質問主意書

第189回国会(常会)

答弁書


答弁書第二七六号

内閣参質一八九第二七六号
  平成二十七年九月十五日
内閣総理大臣 安倍 晋三   


       参議院議長 山崎 正昭 殿

参議院議員藤末健三君提出存立危機事態と集団安全保障との関係に関する質問に対し、別紙答弁書を送付する。

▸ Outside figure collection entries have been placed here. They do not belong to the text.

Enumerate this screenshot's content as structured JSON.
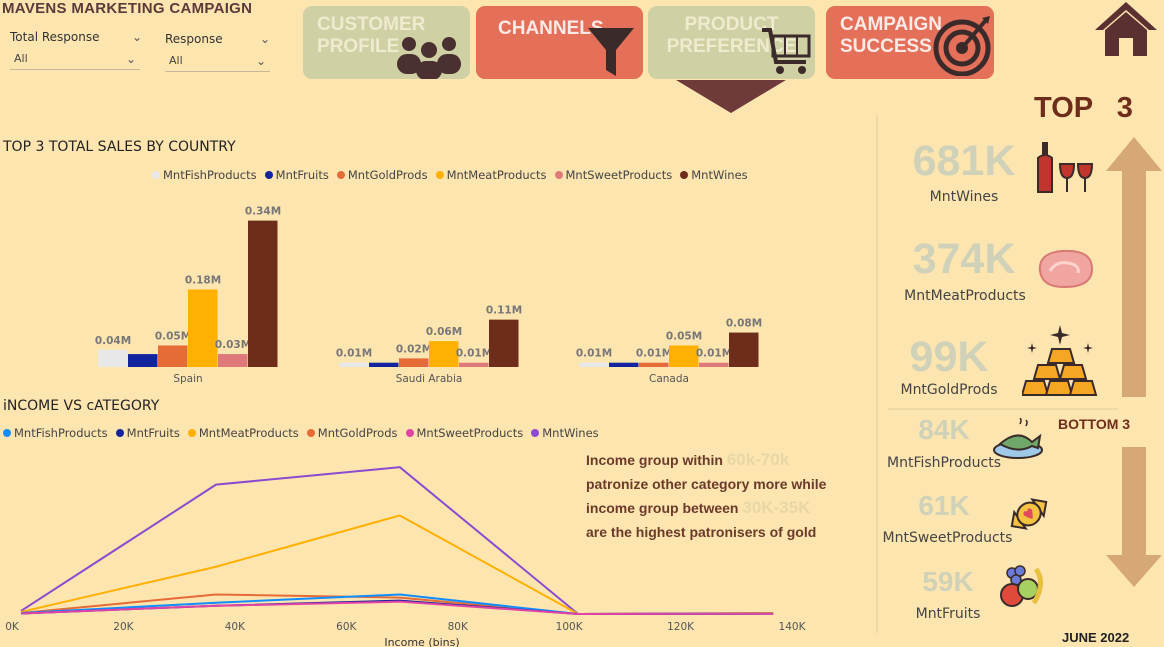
{
  "header": {
    "title": "MAVENS MARKETING CAMPAIGN",
    "slicers": [
      {
        "label": "Total Response",
        "value": "All"
      },
      {
        "label": "Response",
        "value": "All"
      }
    ],
    "nav": [
      {
        "label_line1": "CUSTOMER",
        "label_line2": "PROFILE",
        "icon": "people-icon",
        "color": "#cfd0a4"
      },
      {
        "label_line1": "CHANNELS",
        "label_line2": "",
        "icon": "funnel-icon",
        "color": "#e4705a"
      },
      {
        "label_line1": "PRODUCT",
        "label_line2": "PREFERENCE",
        "icon": "cart-icon",
        "color": "#cfd0a4"
      },
      {
        "label_line1": "CAMPAIGN",
        "label_line2": "SUCCESS",
        "icon": "target-icon",
        "color": "#e4705a"
      }
    ]
  },
  "sales_chart": {
    "title": "TOP 3 TOTAL SALES BY COUNTRY",
    "legend": [
      {
        "name": "MntFishProducts",
        "color": "#e8e8e8"
      },
      {
        "name": "MntFruits",
        "color": "#12239e"
      },
      {
        "name": "MntGoldProds",
        "color": "#e66c37"
      },
      {
        "name": "MntMeatProducts",
        "color": "#ffb000"
      },
      {
        "name": "MntSweetProducts",
        "color": "#e07a7a"
      },
      {
        "name": "MntWines",
        "color": "#6e2d1b"
      }
    ]
  },
  "income_chart": {
    "title": "iNCOME VS cATEGORY",
    "xlabel": "Income (bins)",
    "legend": [
      {
        "name": "MntFishProducts",
        "color": "#118dff"
      },
      {
        "name": "MntFruits",
        "color": "#12239e"
      },
      {
        "name": "MntMeatProducts",
        "color": "#ffb000"
      },
      {
        "name": "MntGoldProds",
        "color": "#e66c37"
      },
      {
        "name": "MntSweetProducts",
        "color": "#e044a7"
      },
      {
        "name": "MntWines",
        "color": "#8b4bd1"
      }
    ]
  },
  "chart_data": [
    {
      "type": "bar",
      "title": "TOP 3 TOTAL SALES BY COUNTRY",
      "categories": [
        "Spain",
        "Saudi Arabia",
        "Canada"
      ],
      "unit": "M",
      "ylim": [
        0,
        0.36
      ],
      "series": [
        {
          "name": "MntFishProducts",
          "values": [
            0.04,
            0.01,
            0.01
          ],
          "labels": [
            "0.04M",
            "0.01M",
            "0.01M"
          ]
        },
        {
          "name": "MntFruits",
          "values": [
            0.03,
            0.01,
            0.01
          ],
          "labels": [
            "",
            "",
            ""
          ]
        },
        {
          "name": "MntGoldProds",
          "values": [
            0.05,
            0.02,
            0.01
          ],
          "labels": [
            "0.05M",
            "0.02M",
            "0.01M"
          ]
        },
        {
          "name": "MntMeatProducts",
          "values": [
            0.18,
            0.06,
            0.05
          ],
          "labels": [
            "0.18M",
            "0.06M",
            "0.05M"
          ]
        },
        {
          "name": "MntSweetProducts",
          "values": [
            0.03,
            0.01,
            0.01
          ],
          "labels": [
            "0.03M",
            "0.01M",
            "0.01M"
          ]
        },
        {
          "name": "MntWines",
          "values": [
            0.34,
            0.11,
            0.08
          ],
          "labels": [
            "0.34M",
            "0.11M",
            "0.08M"
          ]
        }
      ]
    },
    {
      "type": "line",
      "title": "iNCOME VS cATEGORY",
      "xlabel": "Income (bins)",
      "x": [
        0,
        35000,
        68000,
        100000,
        135000
      ],
      "xticks": [
        0,
        20000,
        40000,
        60000,
        80000,
        100000,
        120000,
        140000
      ],
      "xtick_labels": [
        "0K",
        "20K",
        "40K",
        "60K",
        "80K",
        "100K",
        "120K",
        "140K"
      ],
      "xlim": [
        0,
        140000
      ],
      "ylim": [
        0,
        150000
      ],
      "series": [
        {
          "name": "MntWines",
          "values": [
            3000,
            126000,
            143000,
            0,
            500
          ]
        },
        {
          "name": "MntMeatProducts",
          "values": [
            2000,
            46000,
            96000,
            0,
            1000
          ]
        },
        {
          "name": "MntGoldProds",
          "values": [
            1000,
            19000,
            16000,
            0,
            500
          ]
        },
        {
          "name": "MntFishProducts",
          "values": [
            1000,
            11000,
            19000,
            0,
            500
          ]
        },
        {
          "name": "MntFruits",
          "values": [
            500,
            8000,
            13000,
            0,
            300
          ]
        },
        {
          "name": "MntSweetProducts",
          "values": [
            500,
            8000,
            12000,
            0,
            300
          ]
        }
      ]
    }
  ],
  "annotation": {
    "line1_a": "Income group within ",
    "line1_b": "60k-70k",
    "line2": "patronize other category more while",
    "line3_a": "income group between ",
    "line3_b": "30K-35K",
    "line4": "are the highest patronisers of gold"
  },
  "kpis": {
    "top_title": "TOP   3",
    "bottom_title": "BOTTOM 3",
    "top": [
      {
        "value": "681K",
        "label": "MntWines",
        "icon": "wine-icon"
      },
      {
        "value": "374K",
        "label": "MntMeatProducts",
        "icon": "steak-icon"
      },
      {
        "value": "99K",
        "label": "MntGoldProds",
        "icon": "gold-bars-icon"
      }
    ],
    "bottom": [
      {
        "value": "84K",
        "label": "MntFishProducts",
        "icon": "fish-icon"
      },
      {
        "value": "61K",
        "label": "MntSweetProducts",
        "icon": "candy-icon"
      },
      {
        "value": "59K",
        "label": "MntFruits",
        "icon": "fruits-icon"
      }
    ]
  },
  "footer": {
    "date": "JUNE 2022"
  }
}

   参議院議員藤末健三君提出存立危機事態と集団安全保障との関係に関する質問に対する答弁書

一から四までについて

 我が国による「武力の行使」が憲法を始めとする我が国の法令に従い、かつ、国際法を遵守して行われることは当然であるが、その「武力の行使」が許される憲法上の根拠と国際法上の根拠とは区別して理解する必要がある。
 憲法上、我が国が「武力の行使」を行い得るのは、あくまでも「国の存立を全うし、国民を守るための切れ目のない安全保障法制の整備について」(平成二十六年七月一日閣議決定)でお示しした「武力の行使」の三要件を満たす場合に限られるが、その国際法上の根拠としては、個別的自衛権若しくは集団的自衛権の行使又は国際連合安全保障理事会決議(以下「国連安保理決議」という。)に基づくいわゆる集団安全保障の措置がある。国際連合憲章(昭和三十一年条約第二十六号。以下「憲章」という。)第五十一条は、「この憲章のいかなる規定も、国際連合加盟国に対して武力攻撃が発生した場合には、安全保障理事会が国際の平和及び安全の維持に必要な措置をとるまでの間、個別的又は集団的自衛の固有の権利を害するものではない」と規定しているが、国連安保理決議に基づくいわゆる集団安全保障の措置が採られた場合において、それ以後国際連合加盟国が個別的自衛権又は集団的自衛権を行使し得なくなるかについては、それぞれの場合の具体的状況によるものであり、憲章の解釈上必ず行使し得なくなるというものではないと考えている。したがって、お尋ねの「国連安保理決議に基づき集団安全保障措置が発動された場合」においても、我が国が「武力の行使」を行う場合の国際法上の根拠が個別的自衛権若しくは集団的自衛権の行使又は国連安保理決議に基づくいわゆる集団安全保障の措置のいずれになるのかは、個別具体的な状況に即して判断されるものであり、一概にお答えすることは困難である。
 存立危機事態において我が国が「武力の行使」を行う場合に、その国際法上の根拠は、まずは集団的自衛権の行使となる場合が通常であると考えられるが、国連安保理決議に基づくいわゆる集団安全保障の措置になることもあり得るところであり、その場合には、国際法上、武力攻撃を受けた国の要請又は同意は必要ない。